Return to Flanders: Part 1

Earlier this year, Anita chronicled our adventure on the cobbled hills of Flanders. Spoiler alert: It didn’t go quite as she intended.

I was happy to spend a few years building fitness and suppressing memories before returning to the scene of the crime. Anita was not so easily discouraged, and she leapt at the very next opportunity to face the challenge again. With January weather and overly competitive hammerheads out of the picture, I was much more willing to go along.

After all, I had seen the Ronde van Vlaanderen in its glory the year before, when pro-cyclist Fabian Cancellara had accelerated past his rivals on the Oude Kwaremont, the climb that tells the difference between good and great, year after year. I was there with old and new friends, beer and sausage and frites, and it was twice the fun of any Tour de France stage I’d attended.

One great aspect of the Ronde van Vlaanderen is that the women’s race is on the same day, along the same course. Both the men and women ride a long circuit and pass each famous climb more than once, so it’s an ideal experience for fans.
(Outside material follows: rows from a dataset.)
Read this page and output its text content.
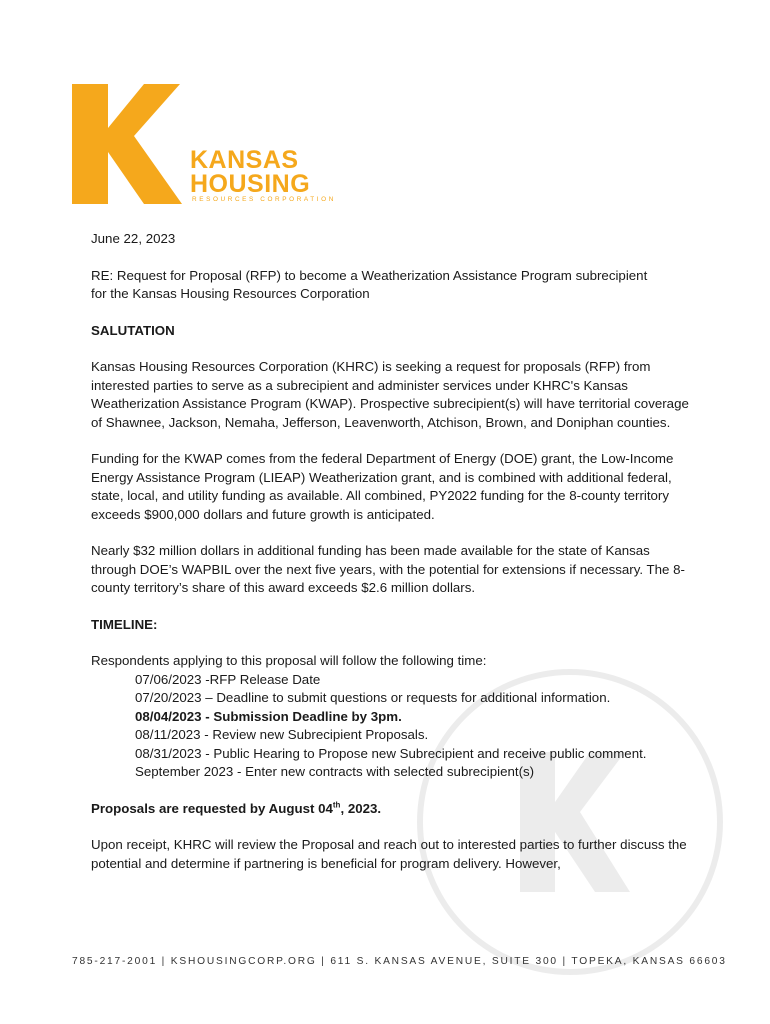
KANSAS
HOUSING
RESOURCES CORPORATION

June 22, 2023

RE: Request for Proposal (RFP) to become a Weatherization Assistance Program subrecipient
for the Kansas Housing Resources Corporation

SALUTATION

Kansas Housing Resources Corporation (KHRC) is seeking a request for proposals (RFP) from interested parties to serve as a subrecipient and administer services under KHRC's Kansas Weatherization Assistance Program (KWAP). Prospective subrecipient(s) will have territorial coverage of Shawnee, Jackson, Nemaha, Jefferson, Leavenworth, Atchison, Brown, and Doniphan counties.

Funding for the KWAP comes from the federal Department of Energy (DOE) grant, the Low-Income Energy Assistance Program (LIEAP) Weatherization grant, and is combined with additional federal, state, local, and utility funding as available. All combined, PY2022 funding for the 8-county territory exceeds $900,000 dollars and future growth is anticipated.

Nearly $32 million dollars in additional funding has been made available for the state of Kansas through DOE’s WAPBIL over the next five years, with the potential for extensions if necessary. The 8-county territory’s share of this award exceeds $2.6 million dollars.

TIMELINE:

Respondents applying to this proposal will follow the following time:

07/06/2023 -RFP Release Date
07/20/2023 – Deadline to submit questions or requests for additional information.
08/04/2023 - Submission Deadline by 3pm.
08/11/2023 - Review new Subrecipient Proposals.
08/31/2023 - Public Hearing to Propose new Subrecipient and receive public comment.
September 2023 - Enter new contracts with selected subrecipient(s)

Proposals are requested by August 04th, 2023.

Upon receipt, KHRC will review the Proposal and reach out to interested parties to further discuss the potential and determine if partnering is beneficial for program delivery. However,

785-217-2001 | KSHOUSINGCORP.ORG | 611 S. KANSAS AVENUE, SUITE 300 | TOPEKA, KANSAS 66603
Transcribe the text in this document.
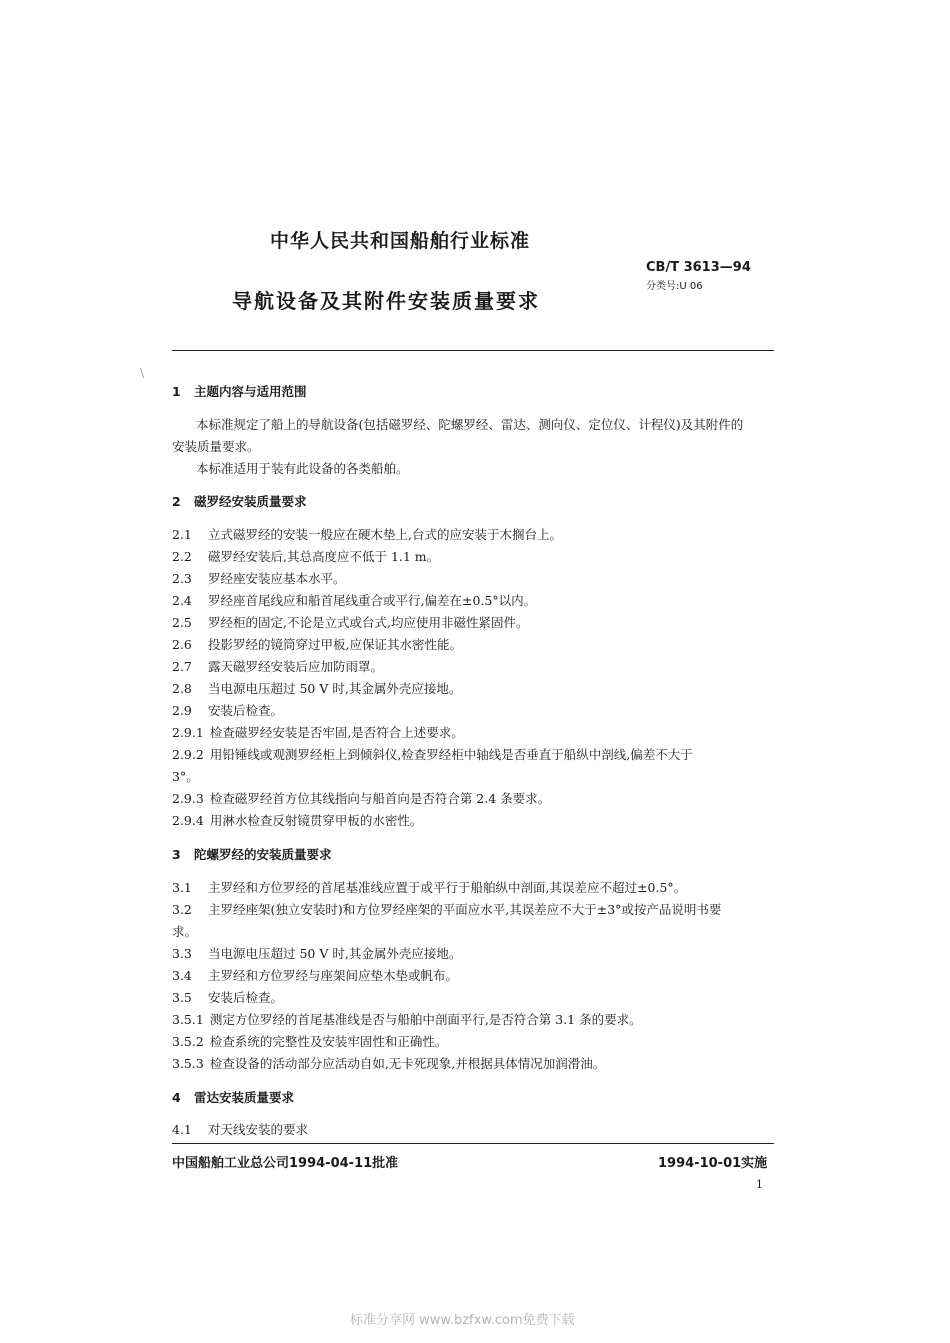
\
中华人民共和国船舶行业标准
CB/T 3613—94
分类号:U 06
导航设备及其附件安装质量要求
1 主题内容与适用范围
本标准规定了船上的导航设备(包括磁罗经、陀螺罗经、雷达、测向仪、定位仪、计程仪)及其附件的
安装质量要求。
本标准适用于装有此设备的各类船舶。
2 磁罗经安装质量要求
2.1 立式磁罗经的安装一般应在硬木垫上,台式的应安装于木搁台上。
2.2 磁罗经安装后,其总高度应不低于 1.1 m。
2.3 罗经座安装应基本水平。
2.4 罗经座首尾线应和船首尾线重合或平行,偏差在±0.5°以内。
2.5 罗经柜的固定,不论是立式或台式,均应使用非磁性紧固件。
2.6 投影罗经的镜筒穿过甲板,应保证其水密性能。
2.7 露天磁罗经安装后应加防雨罩。
2.8 当电源电压超过 50 V 时,其金属外壳应接地。
2.9 安装后检查。
2.9.1 检查磁罗经安装是否牢固,是否符合上述要求。
2.9.2 用铅锤线或观测罗经柜上到倾斜仪,检查罗经柜中轴线是否垂直于船纵中剖线,偏差不大于
3°。
2.9.3 检查磁罗经首方位其线指向与船首向是否符合第 2.4 条要求。
2.9.4 用淋水检查反射镜贯穿甲板的水密性。
3 陀螺罗经的安装质量要求
3.1 主罗经和方位罗经的首尾基准线应置于或平行于船舶纵中剖面,其误差应不超过±0.5°。
3.2 主罗经座架(独立安装时)和方位罗经座架的平面应水平,其误差应不大于±3°或按产品说明书要
求。
3.3 当电源电压超过 50 V 时,其金属外壳应接地。
3.4 主罗经和方位罗经与座架间应垫木垫或帆布。
3.5 安装后检查。
3.5.1 测定方位罗经的首尾基准线是否与船舶中剖面平行,是否符合第 3.1 条的要求。
3.5.2 检查系统的完整性及安装牢固性和正确性。
3.5.3 检查设备的活动部分应活动自如,无卡死现象,并根据具体情况加润滑油。
4 雷达安装质量要求
4.1 对天线安装的要求
中国船舶工业总公司1994-04-11批准	1994-10-01实施
1
标准分享网 www.bzfxw.com免费下载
The Ronde is defined by its cobbles. In 2013, they fascinated me as a fan, at a distance. In January 2014, they defeated me as a cyclist, utterly and completely.
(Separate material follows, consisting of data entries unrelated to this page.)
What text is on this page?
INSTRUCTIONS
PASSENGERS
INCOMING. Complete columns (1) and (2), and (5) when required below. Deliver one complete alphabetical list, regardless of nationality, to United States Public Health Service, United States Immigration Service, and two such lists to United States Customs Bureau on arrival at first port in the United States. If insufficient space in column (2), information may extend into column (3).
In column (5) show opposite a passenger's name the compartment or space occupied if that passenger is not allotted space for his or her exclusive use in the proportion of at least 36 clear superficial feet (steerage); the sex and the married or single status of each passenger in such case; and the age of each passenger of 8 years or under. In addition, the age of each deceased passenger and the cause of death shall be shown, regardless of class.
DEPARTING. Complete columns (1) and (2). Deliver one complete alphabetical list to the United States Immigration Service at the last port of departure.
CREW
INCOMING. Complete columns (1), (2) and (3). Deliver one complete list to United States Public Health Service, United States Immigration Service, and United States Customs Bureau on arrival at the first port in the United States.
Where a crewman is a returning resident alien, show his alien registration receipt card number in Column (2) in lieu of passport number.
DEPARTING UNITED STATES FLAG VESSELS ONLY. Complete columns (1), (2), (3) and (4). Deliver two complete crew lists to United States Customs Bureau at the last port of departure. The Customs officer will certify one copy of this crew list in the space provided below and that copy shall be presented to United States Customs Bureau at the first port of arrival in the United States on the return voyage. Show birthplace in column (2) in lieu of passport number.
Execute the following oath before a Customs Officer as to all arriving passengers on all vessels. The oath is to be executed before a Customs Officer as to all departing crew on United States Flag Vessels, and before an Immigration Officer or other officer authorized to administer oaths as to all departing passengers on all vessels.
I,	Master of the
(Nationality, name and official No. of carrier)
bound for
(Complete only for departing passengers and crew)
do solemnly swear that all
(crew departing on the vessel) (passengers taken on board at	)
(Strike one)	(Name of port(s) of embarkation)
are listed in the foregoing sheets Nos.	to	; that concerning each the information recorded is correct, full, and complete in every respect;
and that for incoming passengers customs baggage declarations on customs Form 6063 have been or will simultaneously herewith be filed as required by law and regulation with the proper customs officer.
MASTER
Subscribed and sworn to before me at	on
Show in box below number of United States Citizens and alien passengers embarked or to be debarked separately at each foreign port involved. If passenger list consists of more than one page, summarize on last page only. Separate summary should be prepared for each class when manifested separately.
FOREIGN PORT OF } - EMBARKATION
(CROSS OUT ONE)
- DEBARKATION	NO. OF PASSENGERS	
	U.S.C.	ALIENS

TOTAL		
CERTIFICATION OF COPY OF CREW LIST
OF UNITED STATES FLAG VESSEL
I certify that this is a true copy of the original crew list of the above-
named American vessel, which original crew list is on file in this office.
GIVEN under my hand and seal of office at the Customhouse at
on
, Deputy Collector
For me, our 2014 return to Flanders promised another chance to ride a course that I’d as seen as one of tens of thousands of fans. I’d pretty effectively blocked my more recent memories of severe oxygen-debt, wind-driven drizzle, and wondering where the heck my wife was. This time, I would have the time to stop and look around once in a while, take in the scenery, and think back to what it looked like when the pros were there.

For Anita, it was another chance to test herself against the Oude Kwaremont, one of two climbs she’d tackled in January — before her Ronde fell to pieces. We could approach the challenge at a reasonable pace and arrive at the bottom refreshed. We would bring along moral support and motivation in our friend Rachel. Most importantly, we would have our mobile phones and pumps with us!
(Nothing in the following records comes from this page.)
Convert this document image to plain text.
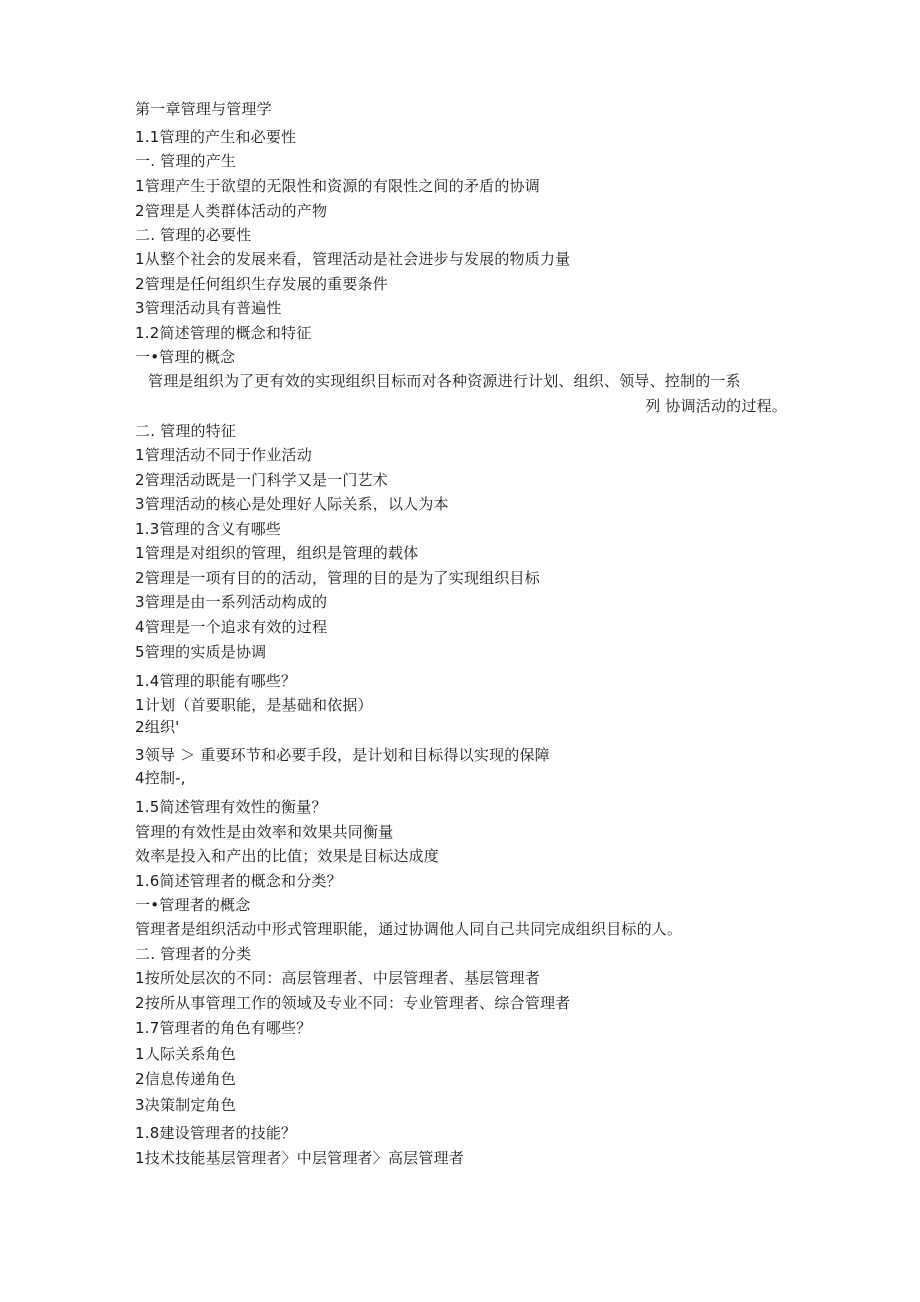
第一章管理与管理学
1.1管理的产生和必要性
一. 管理的产生
1管理产生于欲望的无限性和资源的有限性之间的矛盾的协调
2管理是人类群体活动的产物
二. 管理的必要性
1从整个社会的发展来看，管理活动是社会进步与发展的物质力量
2管理是任何组织生存发展的重要条件
3管理活动具有普遍性
1.2简述管理的概念和特征
一•管理的概念
管理是组织为了更有效的实现组织目标而对各种资源进行计划、组织、领导、控制的一系
列 协调活动的过程。
二. 管理的特征
1管理活动不同于作业活动
2管理活动既是一门科学又是一门艺术
3管理活动的核心是处理好人际关系，以人为本
1.3管理的含义有哪些
1管理是对组织的管理，组织是管理的载体
2管理是一项有目的的活动，管理的目的是为了实现组织目标
3管理是由一系列活动构成的
4管理是一个追求有效的过程
5管理的实质是协调
1.4管理的职能有哪些？
1计划（首要职能，是基础和依据）
2组织'
3领导 ＞ 重要环节和必要手段，是计划和目标得以实现的保障
4控制-,
1.5简述管理有效性的衡量？
管理的有效性是由效率和效果共同衡量
效率是投入和产出的比值；效果是目标达成度
1.6简述管理者的概念和分类？
一•管理者的概念
管理者是组织活动中形式管理职能，通过协调他人同自己共同完成组织目标的人。
二. 管理者的分类
1按所处层次的不同：高层管理者、中层管理者、基层管理者
2按所从事管理工作的领域及专业不同：专业管理者、综合管理者
1.7管理者的角色有哪些？
1人际关系角色
2信息传递角色
3决策制定角色
1.8建设管理者的技能？
1技术技能基层管理者〉中层管理者〉高层管理者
Our ride in January departed from Oudenaarde. The town was lovely in January, so we reckoned it would be spectacular in May. We left time to visit the museum dedicated to the Ronde van Vlaanderen and to see a bit of the town itself.

The Town Hall dominates the central square. (Another UNESCO Heritage Site, check.)

Just off the square, the Church of Saint Walburga was finished about the same time as the Town Hall, in the first half of the 16th Century. That was the end of Oudenaarde’s golden age, as it became a victim of almost every war in the region, culminating in wholesale destruction in World War One and more than its share of tragedy in World War Two.

The Scheldt River is one of the key waterways of European history and Oudenaarde’s bridge across it has determined its fate. Today, the central bridge is a “table bridge” that opens frequently to allow massive barges to pass. Despite spending so much time in the Netherlands, Anita and I had never seen this style of bridge. We couldn’t believe our eyes when the whole bridge simply lifted ten feet, straight up.

The museum devoted to the Ronde is just off the main square. We knew it as the starting point of our January ride. This visit would generate far less anxiety.


Our equipment was much more sophisticated than the competitors of old, but it’s strength, endurance, and will that get you up the hills.

The quiz was 84 questions long and too random to keep my interest, but I appreciated the subtle potshot here.

The museum paid a good amount of attention to women’s cycling, given how often the sport’s authorities seem to ignore or even hinder pro women. The audio guide had a bizarre segment devoted to explaining the “physical disadvantages” that would keep Emma Johansson from ever challenging Tom Boonen — including her “less aerodynamic” hips and butt. I’m going to hope for the best and assume that this was sly Flemish humor that didn’t translate well.

Fabian Cancellara had an entire room dedicated to his life and accomplishments.

Anita loved the mural above the café entrance.

Finally, I couldn’t let this post pass without mentioning that it is election season for the European Parliament. I have an excuse to bring that up — here are some current posters for Flemish political parties and candidates.



After imposing that upon you, I feel duty-bound to include at least one photo of our actual ride.

Wait, that wasn’t us.
This is a better portrayal of my experience: me off the bike, Anita struggling ever upwards, and Rachel pulling away.

I’ll bring you much more suffering in Part Two!

2 Comments to “Return to Flanders: Part 1″

  1. Rachel said...
    25 May 2014

    Don’t worry, I was struggling too! It was a fun weekend, and I’m so glad the weather turned out nice for our ride. Can’t wait to read Part 2.

  2. Dave said...
    12 June 2014

    Fabulous. I love European election posters.

    I do think the Belgian posters have to be some sort of posters. Look at Boonen’s pose.